Ready2Unlearn: A Learning-Time Approach for Preparing Models with Future Unlearning Readiness
Hanyu Duan, Yi Yang, Ahmed Abbasi, Kar Yan Tam
TL;DR
Ready2Unlearn tackles the inefficiency and unreliability of post hoc unlearning by embedding unlearning-readiness into training via a MAML-inspired framework. It partitions data into high-risk forget data and low-risk retain data, and optimizes for fast forget signaling, retention of retained information, and resistance to recovery, while preserving current task performance. Experiments on MNIST, PathMNIST, and LLaMA-3.2-1B demonstrate faster, more robust unlearning with less loss of utility and stronger resistance to re-learning forgotten data. This proactive approach offers a practical strategy for privacy, security, and governance in evolving data landscapes.
Abstract
This paper introduces Ready2Unlearn, a learning-time optimization approach designed to facilitate future unlearning processes. Unlike the majority of existing unlearning efforts that focus on designing unlearning algorithms, which are typically implemented reactively when an unlearning request is made during the model deployment phase, Ready2Unlearn shifts the focus to the training phase, adopting a "forward-looking" perspective. Building upon well-established meta-learning principles, Ready2Unlearn proactively trains machine learning models with unlearning readiness, such that they are well prepared and can handle future unlearning requests in a more efficient and principled manner.

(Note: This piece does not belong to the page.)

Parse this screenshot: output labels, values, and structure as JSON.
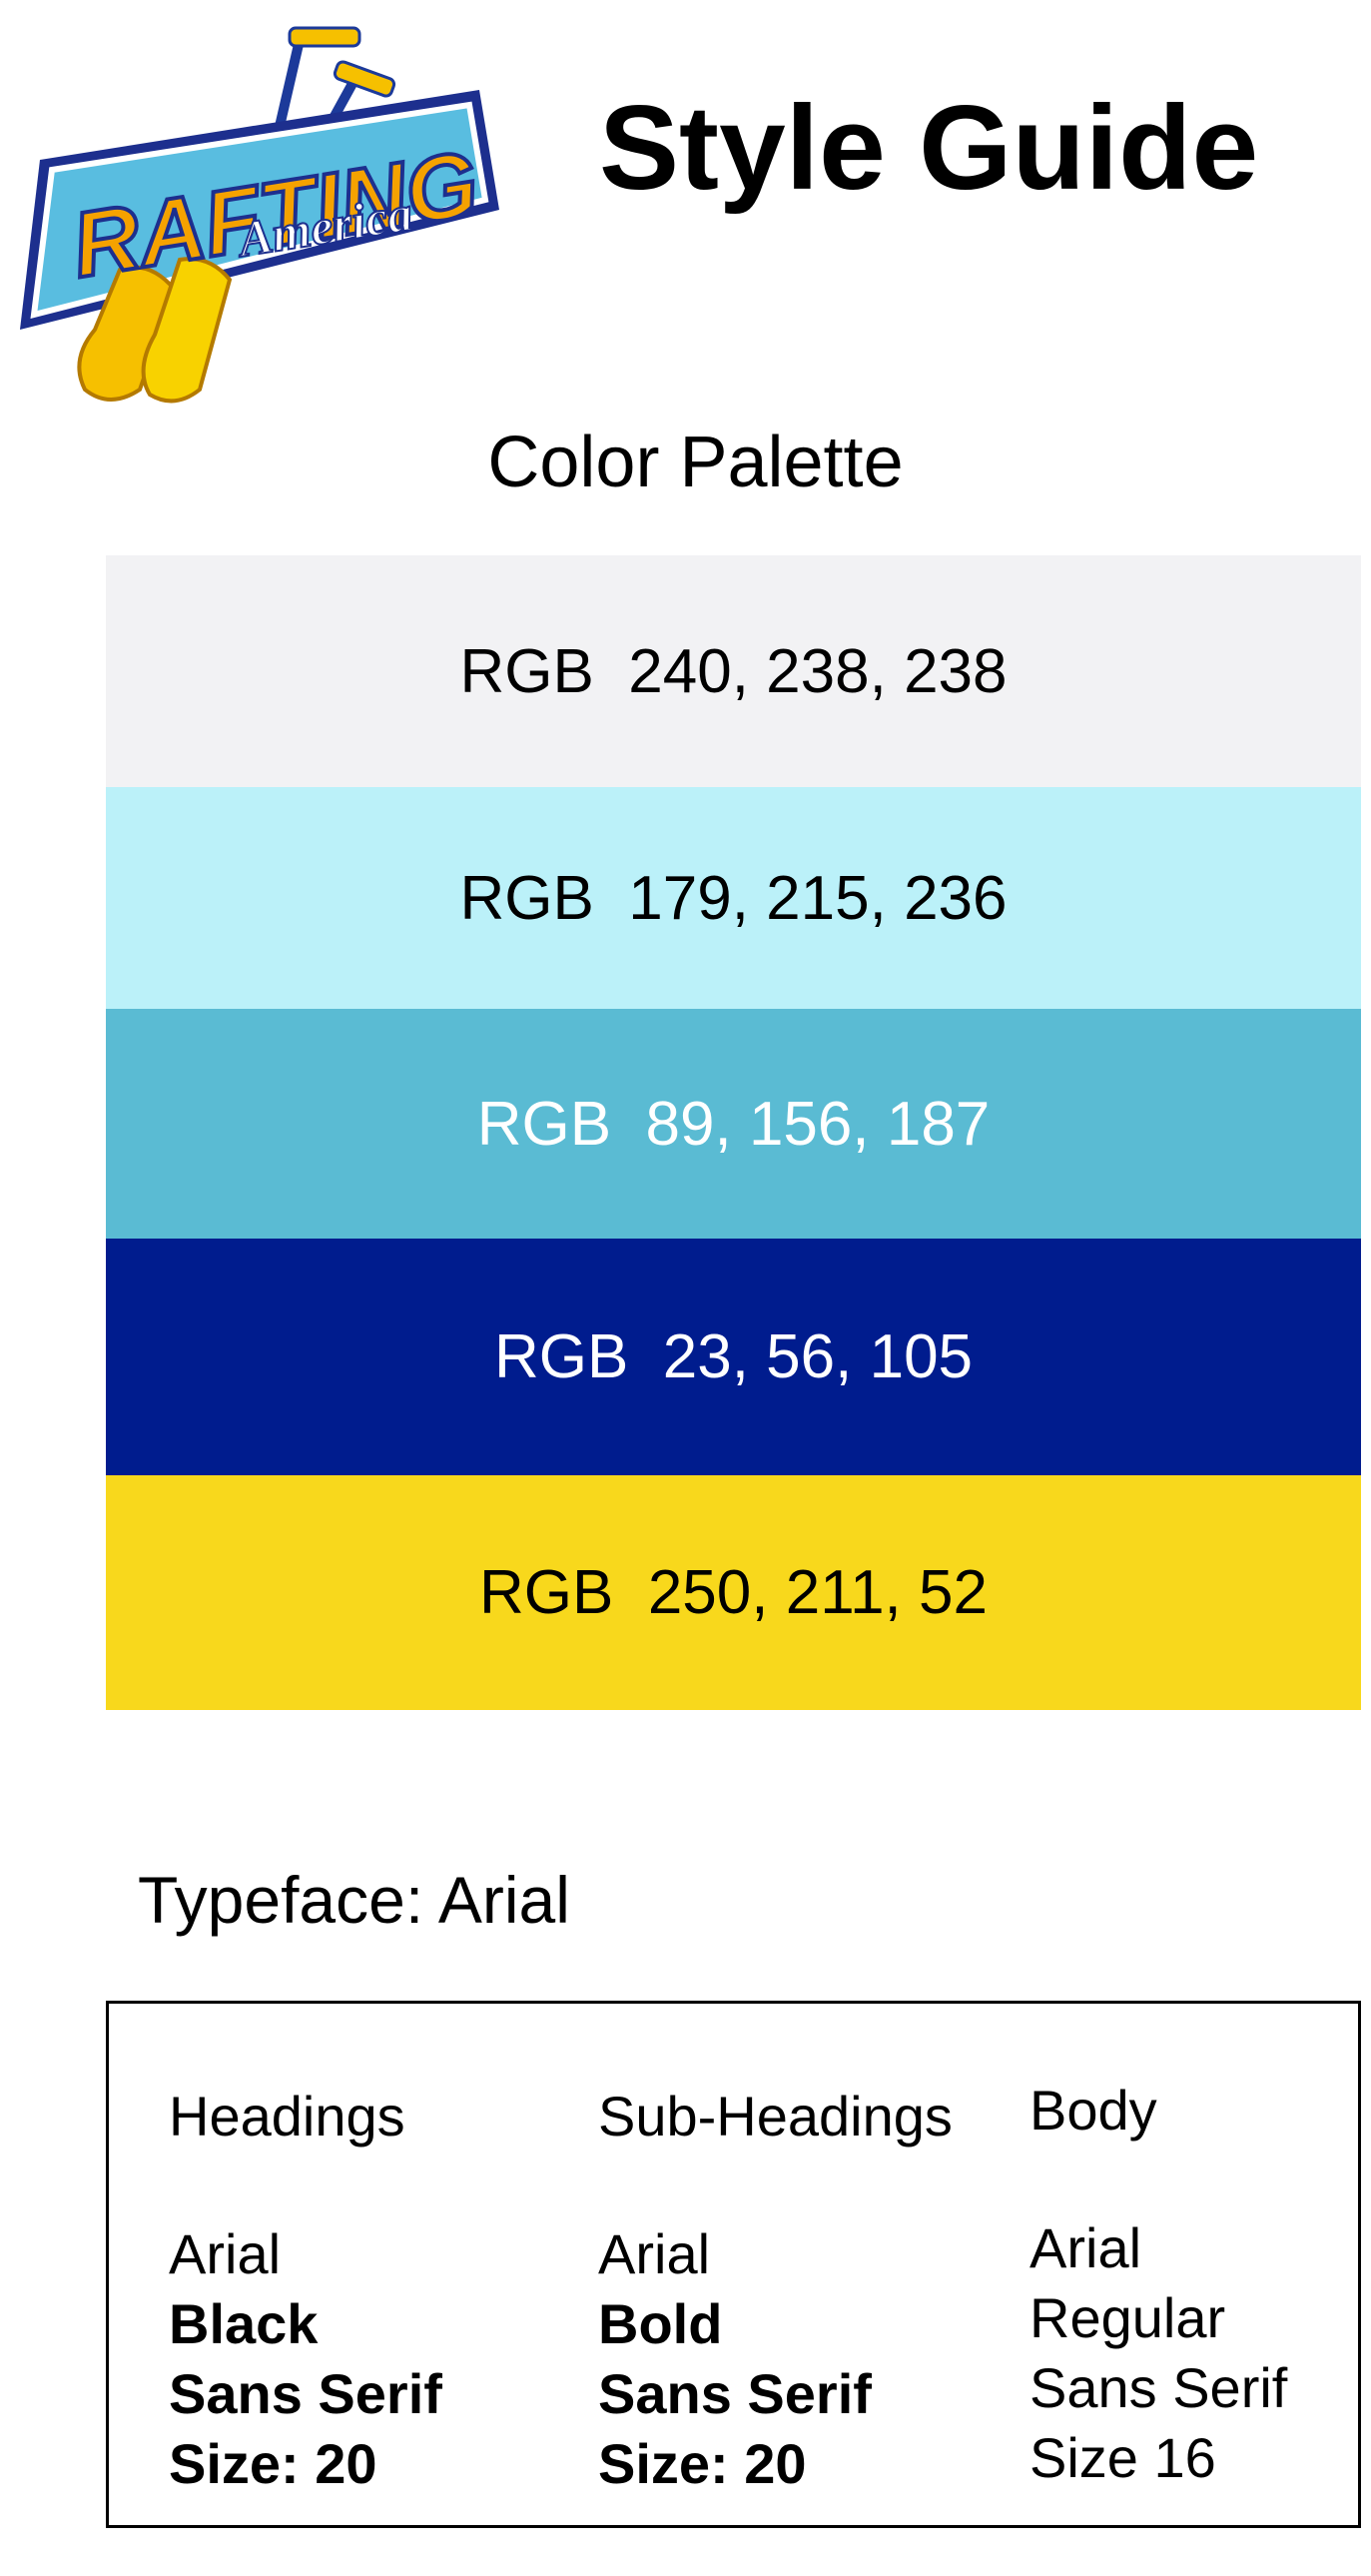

Ready2Unlearn is model-agnostic and compatible with any gradient ascent-based machine unlearning algorithms. We evaluate the method on both vision and language tasks under various unlearning settings, including class-wise unlearning and random data unlearning. Experimental results show that by incorporating such preparedness at training time, Ready2Unlearn produces an unlearning-ready model state, which offers several key advantages when future unlearning is required, including reduced unlearning time, improved retention of overall model capability, and enhanced resistance to the inadvertent recovery of forgotten data. We hope this work could inspire future efforts to explore more proactive strategies for equipping machine learning models with built-in readiness towards more reliable and principled machine unlearning.